Tampaknya ada kemiripan antara apa yang terjadi di A.S. dengan apa yang sedang dialami di Indonesia. Menarik untuk melihat bahwa di Indonesia pun, keberagaman yang sudah cukup lama ditampilkan pemerintah sebagai identitas bangsa Indonesia, telah merepresi nilai-nilai yang melekat pada kelompok mayoritas agama. Meski Islam merupakan agama mayoritas, gagasan-gagasan syariah Islam banyak mengalami represi karena disubordinasikan terhadap nilai-nilai tentang kebinnekaan yang selama ini diusung pemerintah.

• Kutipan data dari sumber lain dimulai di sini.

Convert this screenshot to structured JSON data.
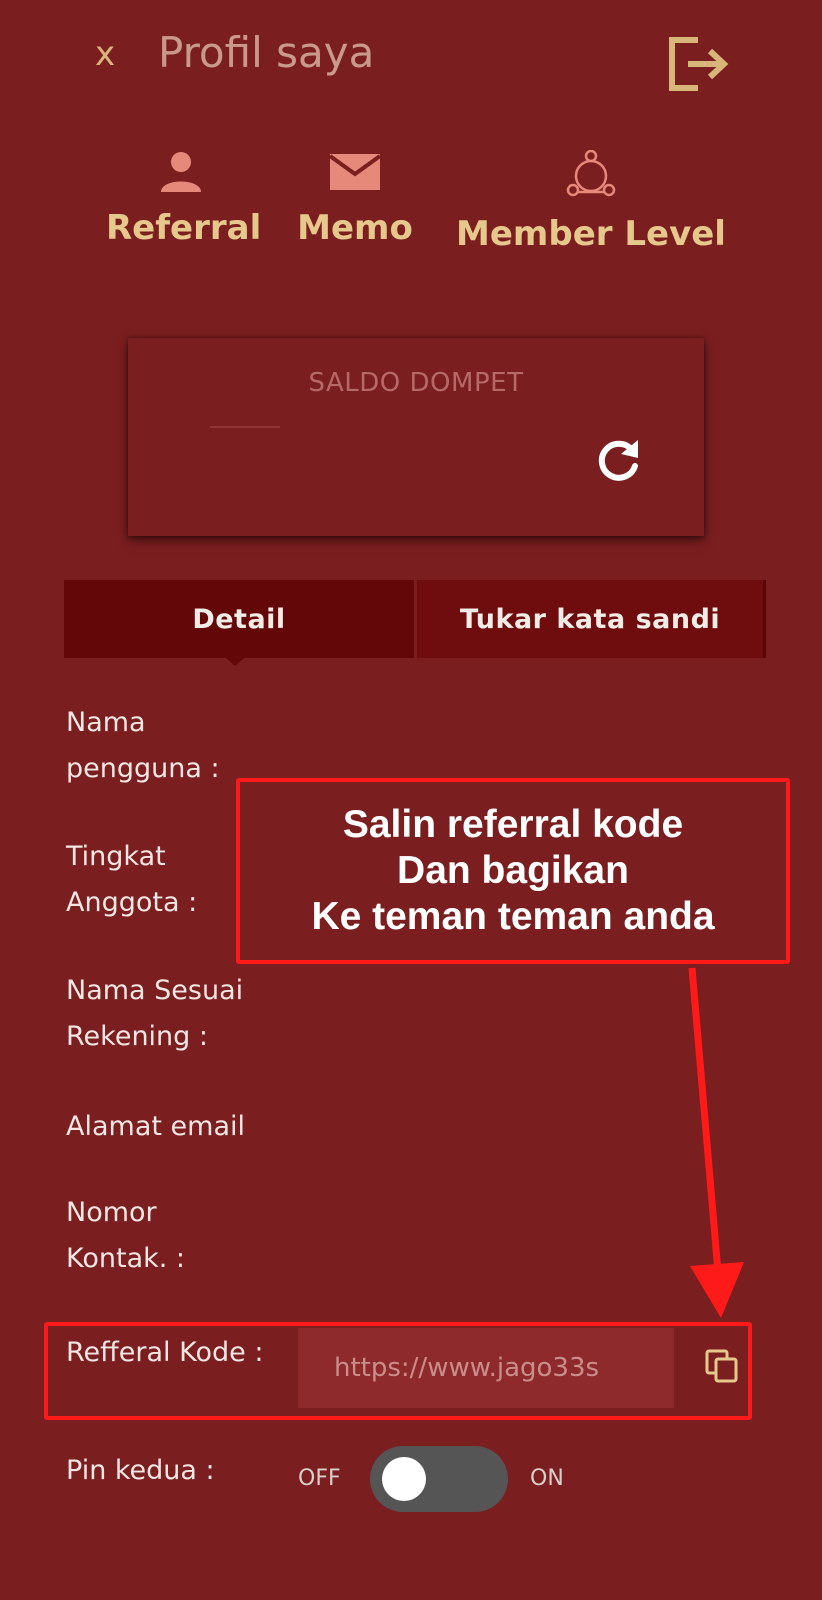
{
  "header": {
    "close_label": "x",
    "title": "Profil saya",
    "logout_icon": "logout-icon"
  },
  "quick_nav": [
    {
      "label": "Referral",
      "icon": "person-icon"
    },
    {
      "label": "Memo",
      "icon": "envelope-icon"
    },
    {
      "label": "Member Level",
      "icon": "member-level-icon"
    }
  ],
  "wallet": {
    "label": "SALDO DOMPET",
    "refresh_icon": "refresh-icon"
  },
  "tabs": [
    {
      "label": "Detail",
      "active": true
    },
    {
      "label": "Tukar kata sandi",
      "active": false
    }
  ],
  "fields": {
    "username_line1": "Nama",
    "username_line2": "pengguna :",
    "level_line1": "Tingkat",
    "level_line2": "Anggota :",
    "account_name_line1": "Nama Sesuai",
    "account_name_line2": "Rekening :",
    "email": "Alamat email",
    "phone_line1": "Nomor",
    "phone_line2": "Kontak. :",
    "referral_label": "Refferal Kode :",
    "referral_value": "https://www.jago33s",
    "pin_label": "Pin kedua :"
  },
  "toggle": {
    "off_label": "OFF",
    "on_label": "ON",
    "state": "off"
  },
  "callout": {
    "line1": "Salin referral kode",
    "line2": "Dan bagikan",
    "line3": "Ke teman teman anda"
  },
  "colors": {
    "background": "#7b1e20",
    "accent_gold": "#e6c88c",
    "active_tab": "#630709",
    "annotation_red": "#ff1a1a"
  }
}
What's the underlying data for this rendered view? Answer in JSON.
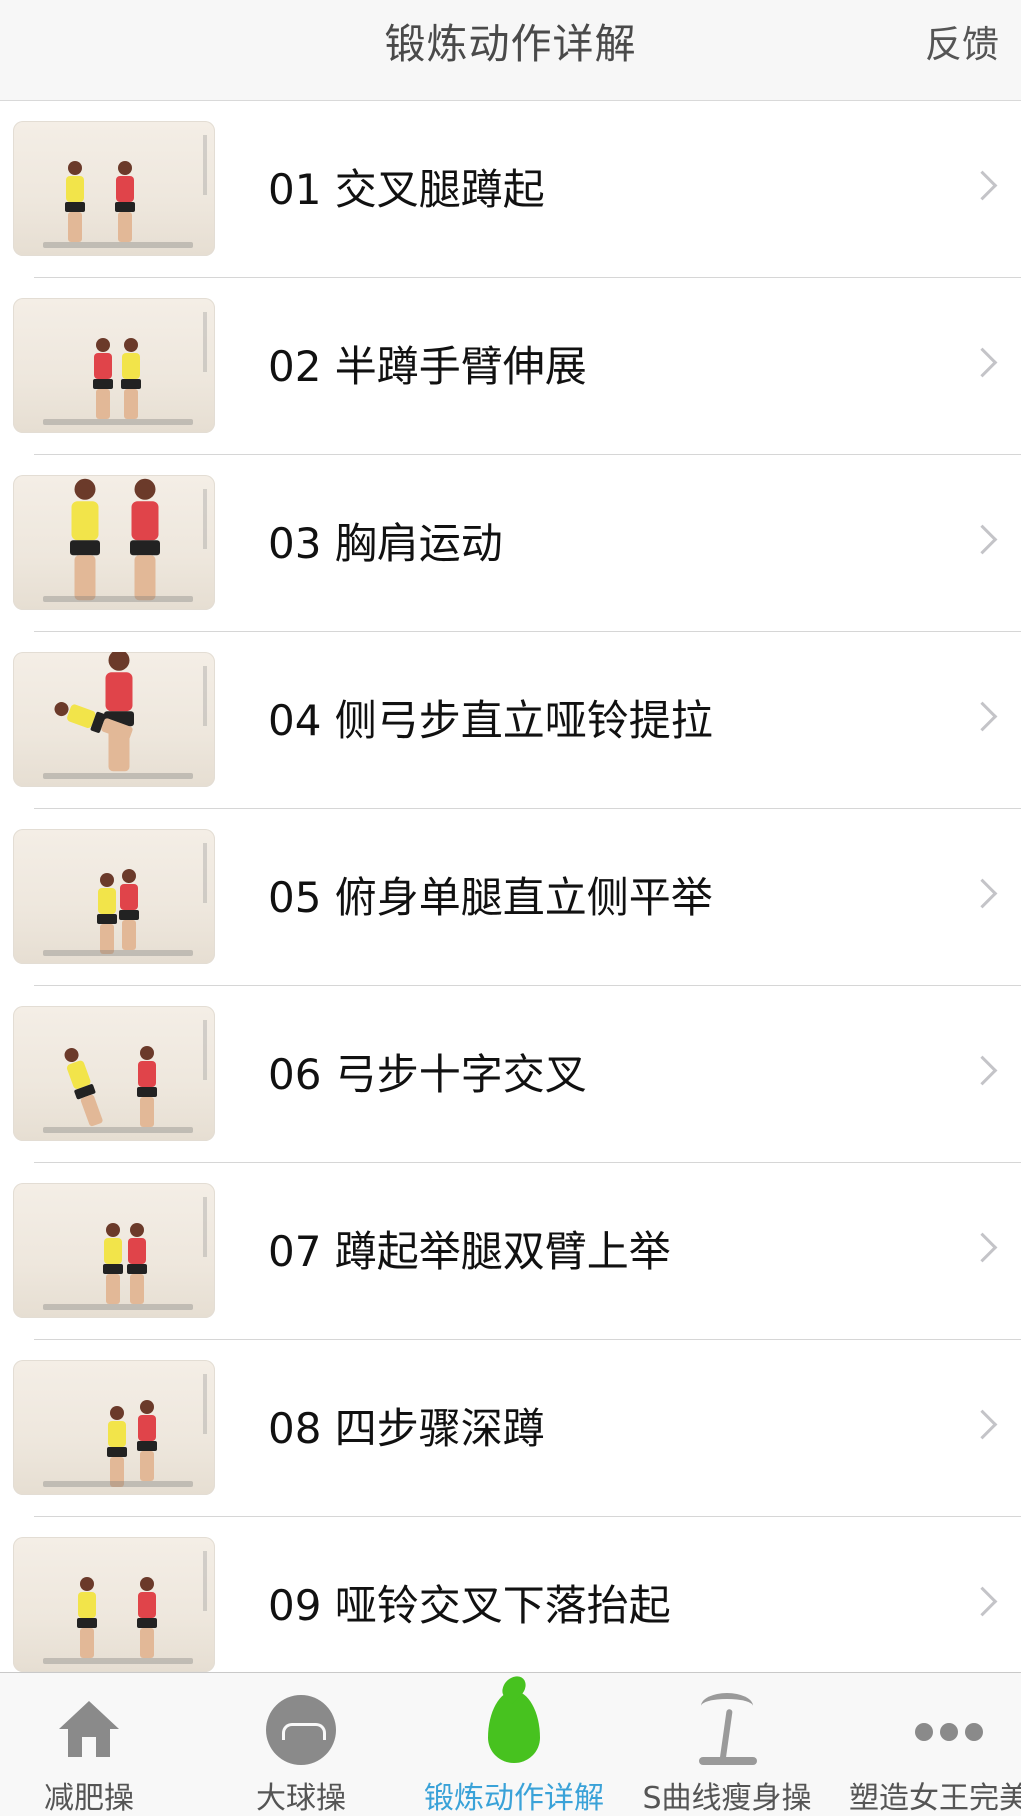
{
  "navbar": {
    "title": "锻炼动作详解",
    "action": "反馈"
  },
  "items": [
    {
      "label": "01 交叉腿蹲起"
    },
    {
      "label": "02 半蹲手臂伸展"
    },
    {
      "label": "03 胸肩运动"
    },
    {
      "label": "04 侧弓步直立哑铃提拉"
    },
    {
      "label": "05 俯身单腿直立侧平举"
    },
    {
      "label": "06 弓步十字交叉"
    },
    {
      "label": "07 蹲起举腿双臂上举"
    },
    {
      "label": "08 四步骤深蹲"
    },
    {
      "label": "09 哑铃交叉下落抬起"
    }
  ],
  "tabs": [
    {
      "label": "减肥操",
      "icon": "home-icon",
      "active": false
    },
    {
      "label": "大球操",
      "icon": "ball-icon",
      "active": false
    },
    {
      "label": "锻炼动作详解",
      "icon": "flame-icon",
      "active": true
    },
    {
      "label": "S曲线瘦身操",
      "icon": "palm-tree-icon",
      "active": false
    },
    {
      "label": "塑造女王完美",
      "icon": "more-icon",
      "active": false
    }
  ],
  "colors": {
    "active_tab": "#3aa2d8",
    "inactive_tab": "#555555",
    "flame": "#47c21f"
  }
}
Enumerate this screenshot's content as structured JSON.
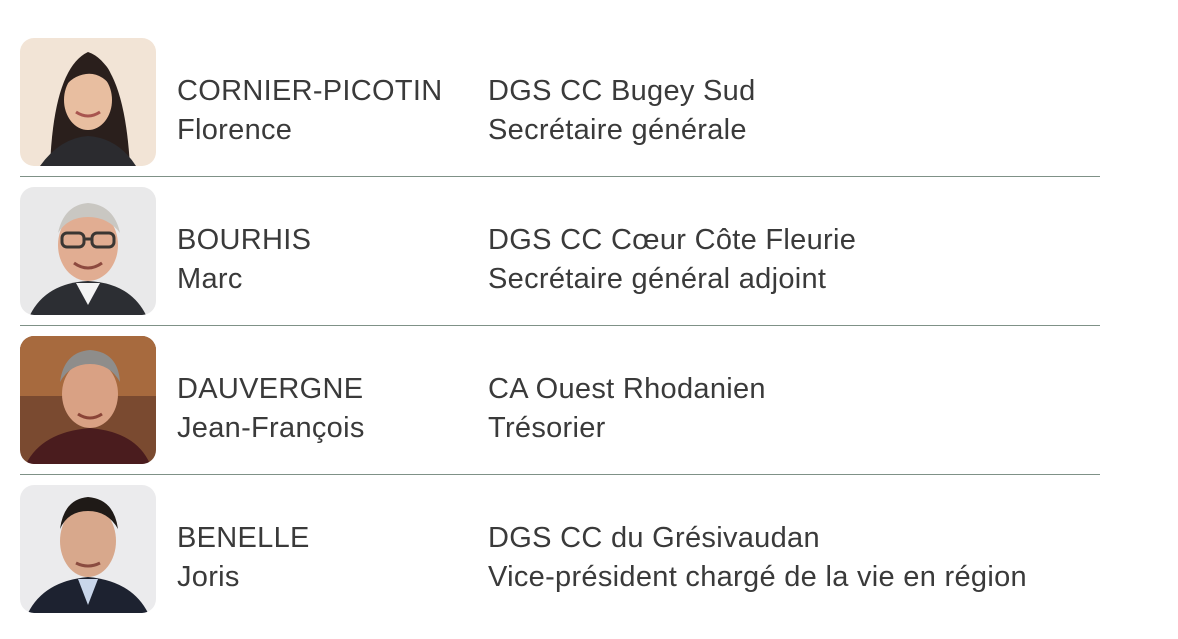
{
  "members": [
    {
      "last_name": "CORNIER-PICOTIN",
      "first_name": "Florence",
      "organization": "DGS CC Bugey Sud",
      "title": "Secrétaire générale"
    },
    {
      "last_name": "BOURHIS",
      "first_name": "Marc",
      "organization": "DGS CC Cœur Côte Fleurie",
      "title": "Secrétaire général adjoint"
    },
    {
      "last_name": "DAUVERGNE",
      "first_name": "Jean-François",
      "organization": "CA Ouest Rhodanien",
      "title": "Trésorier"
    },
    {
      "last_name": "BENELLE",
      "first_name": "Joris",
      "organization": "DGS CC du Grésivaudan",
      "title": "Vice-président chargé de la vie en région"
    }
  ],
  "colors": {
    "divider": "#7f9187",
    "text": "#3a3a3a"
  }
}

Glodok, Jakarta's Chinatown in the 1950s (Pinterest)
Demokratisi dan desentralisasi yang berkembang pasca-Reformasi telah membuka peluang bagi berbagai kelompok kepentingan, termasuk yang berbasis agama, untuk memengaruhi proses politik. Tak dapat dipungkiri, politik identitas agama yang turut meramaikan pertarungan politik di Indonesia saat ini mengungkap antagonisme ras dan agama yang selama ini terselubungi oleh retorika politik bhinneka tunggal ika.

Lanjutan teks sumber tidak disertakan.